2. Onder vernummering van het derde tot vierde lid wordt na het tweede lid een lid
ingevoegd, luidende:
3. Het meerjarenplan voorziet in stappen waarmee wordt bereikt dat eenieder zo veel
mogelijk inzicht kan hebben in de aanwezigheid van publieke informatie bij een orgaan,
persoon of college als bedoeld in artikel 2.2, eerste lid.
b. Het voorgestelde artikel 6.3 vervalt.
4
Na onderdeel W wordt een onderdeel ingevoegd, luidende:
Wa
Na artikel 6.2 wordt een hoofdstuk ingevoegd, luidende:
HOOFDSTUK 7. HET ADVIESCOLLEGE OPENBAARHEID EN INFORMATIEHUISHOUDING
Artikel 7.1 Adviescollege openbaarheid en informatiehuishouding
1. Er is een Adviescollege openbaarheid en informatiehuishouding.
2. Het college bestaat uit een voorzitter en ten hoogste vier andere leden.
3. De benoeming van de leden bij koninklijk besluit geschiedt op voordracht van Onze
Minister, in overeenstemming met Onze Minister van Onderwijs, Cultuur en Wetenschap.
Artikel 7.2 Taken
1. Het college adviseert de regering en de beide Kamers der Staten-Generaal gevraagd
en ongevraagd over de uitvoering van de regels over openbaarmaking van publieke informatie.

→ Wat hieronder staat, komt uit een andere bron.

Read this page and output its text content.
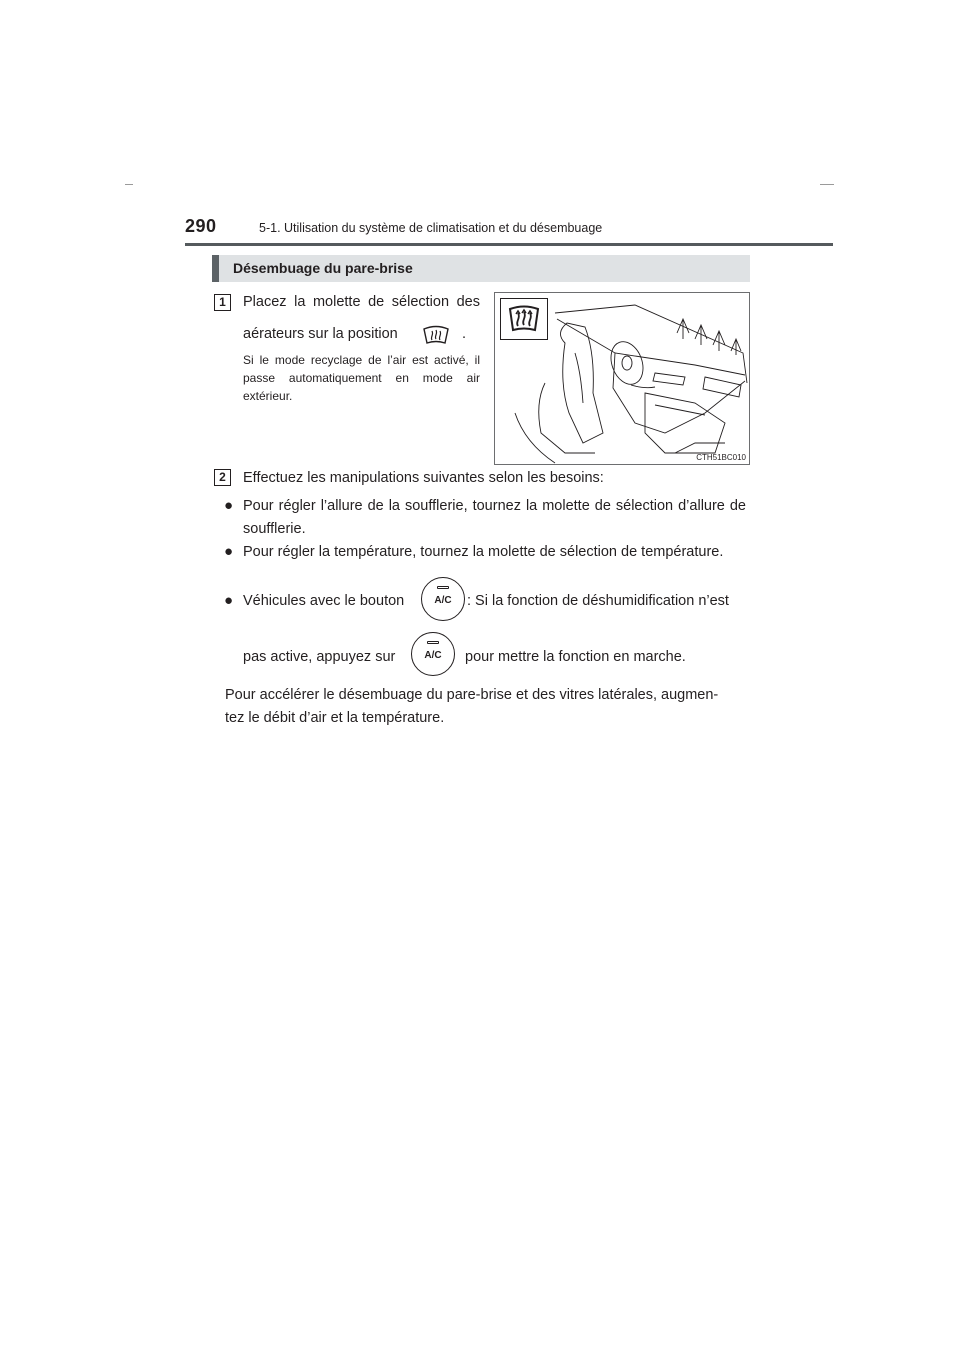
290	5-1. Utilisation du système de climatisation et du désembuage
Désembuage du pare-brise
1	Placez la molette de sélection des
aérateurs sur la position	.
Si le mode recyclage de l’air est activé, il passe automatiquement en mode air extérieur.
CTH51BC010
2	Effectuez les manipulations suivantes selon les besoins:
● Pour régler l’allure de la soufflerie, tournez la molette de sélection d’allure de soufflerie.
● Pour régler la température, tournez la molette de sélection de température.
● Véhicules avec le bouton	A/C	: Si la fonction de déshumidification n’est
pas active, appuyez sur	A/C	pour mettre la fonction en marche.
Pour accélérer le désembuage du pare-brise et des vitres latérales, augmen-
tez le débit d’air et la température.
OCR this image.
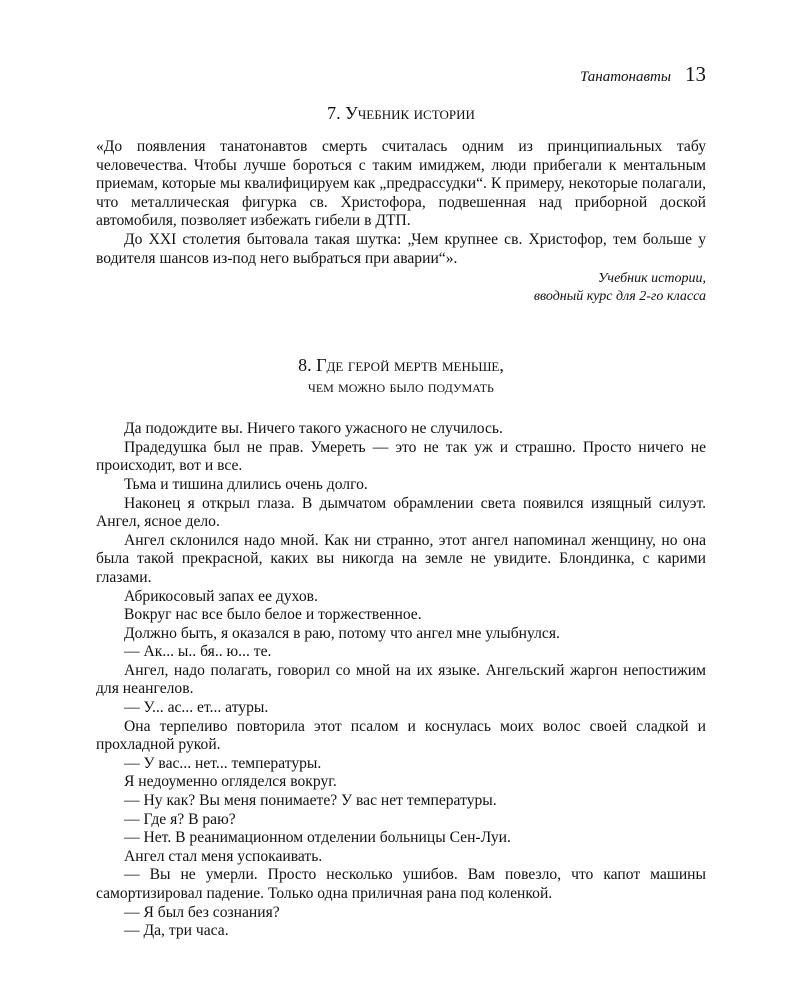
Танатонавты 13
7. Учебник истории

«До появления танатонавтов смерть считалась одним из принципиальных табу человечества. Чтобы лучше бороться с таким имиджем, люди прибегали к ментальным приемам, которые мы квалифицируем как „предрассудки“. К примеру, некоторые полагали, что металлическая фигурка св. Христофора, подвешенная над приборной доской автомобиля, позволяет избежать гибели в ДТП.

До XXI столетия бытовала такая шутка: „Чем крупнее св. Христофор, тем больше у водителя шансов из-под него выбраться при аварии“».

Учебник истории,
вводный курс для 2-го класса
8. Где герой мертв меньше,
чем можно было подумать

Да подождите вы. Ничего такого ужасного не случилось.

Прадедушка был не прав. Умереть — это не так уж и страшно. Просто ничего не происходит, вот и все.

Тьма и тишина длились очень долго.

Наконец я открыл глаза. В дымчатом обрамлении света появился изящный силуэт. Ангел, ясное дело.

Ангел склонился надо мной. Как ни странно, этот ангел напоминал женщину, но она была такой прекрасной, каких вы никогда на земле не увидите. Блондинка, с карими глазами.

Абрикосовый запах ее духов.

Вокруг нас все было белое и торжественное.

Должно быть, я оказался в раю, потому что ангел мне улыбнулся.

— Ак... ы.. бя.. ю... те.

Ангел, надо полагать, говорил со мной на их языке. Ангельский жаргон непостижим для неангелов.

— У... ас... ет... атуры.

Она терпеливо повторила этот псалом и коснулась моих волос своей сладкой и прохладной рукой.

— У вас... нет... температуры.

Я недоуменно огляделся вокруг.

— Ну как? Вы меня понимаете? У вас нет температуры.

— Где я? В раю?

— Нет. В реанимационном отделении больницы Сен-Луи.

Ангел стал меня успокаивать.

— Вы не умерли. Просто несколько ушибов. Вам повезло, что капот машины самортизировал падение. Только одна приличная рана под коленкой.

— Я был без сознания?

— Да, три часа.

2. Het college adviseert Onze Minister periodiek over aanpassing van het meerjarenplan.
Het college rapporteert in zijn advies in elk geval over de stand van de informatiehuishouding
in het bestuur, de voortgang van de uitvoering van het meerjarenplan en de toegang
tot de publieke informatie.
3. Het college wordt om advies gevraagd over voorstellen van wet en ontwerpen van
algemene maatregelen van bestuur die geheel of voor een belangrijk deel betrekking
hebben op de openbaarmaking en de ontsluiting van publieke informatie.
4. Het college adviseert het betrokken bestuursorgaan naar aanleiding van klachten
van journalisten, wetenschappers of andere naar het oordeel van het college in aanmerking
komende groepen met een beroepsmatig belang bij het gebruik van publiek informatie
over de wijze waarop dat bestuursorgaan publieke informatie openbaar maakt.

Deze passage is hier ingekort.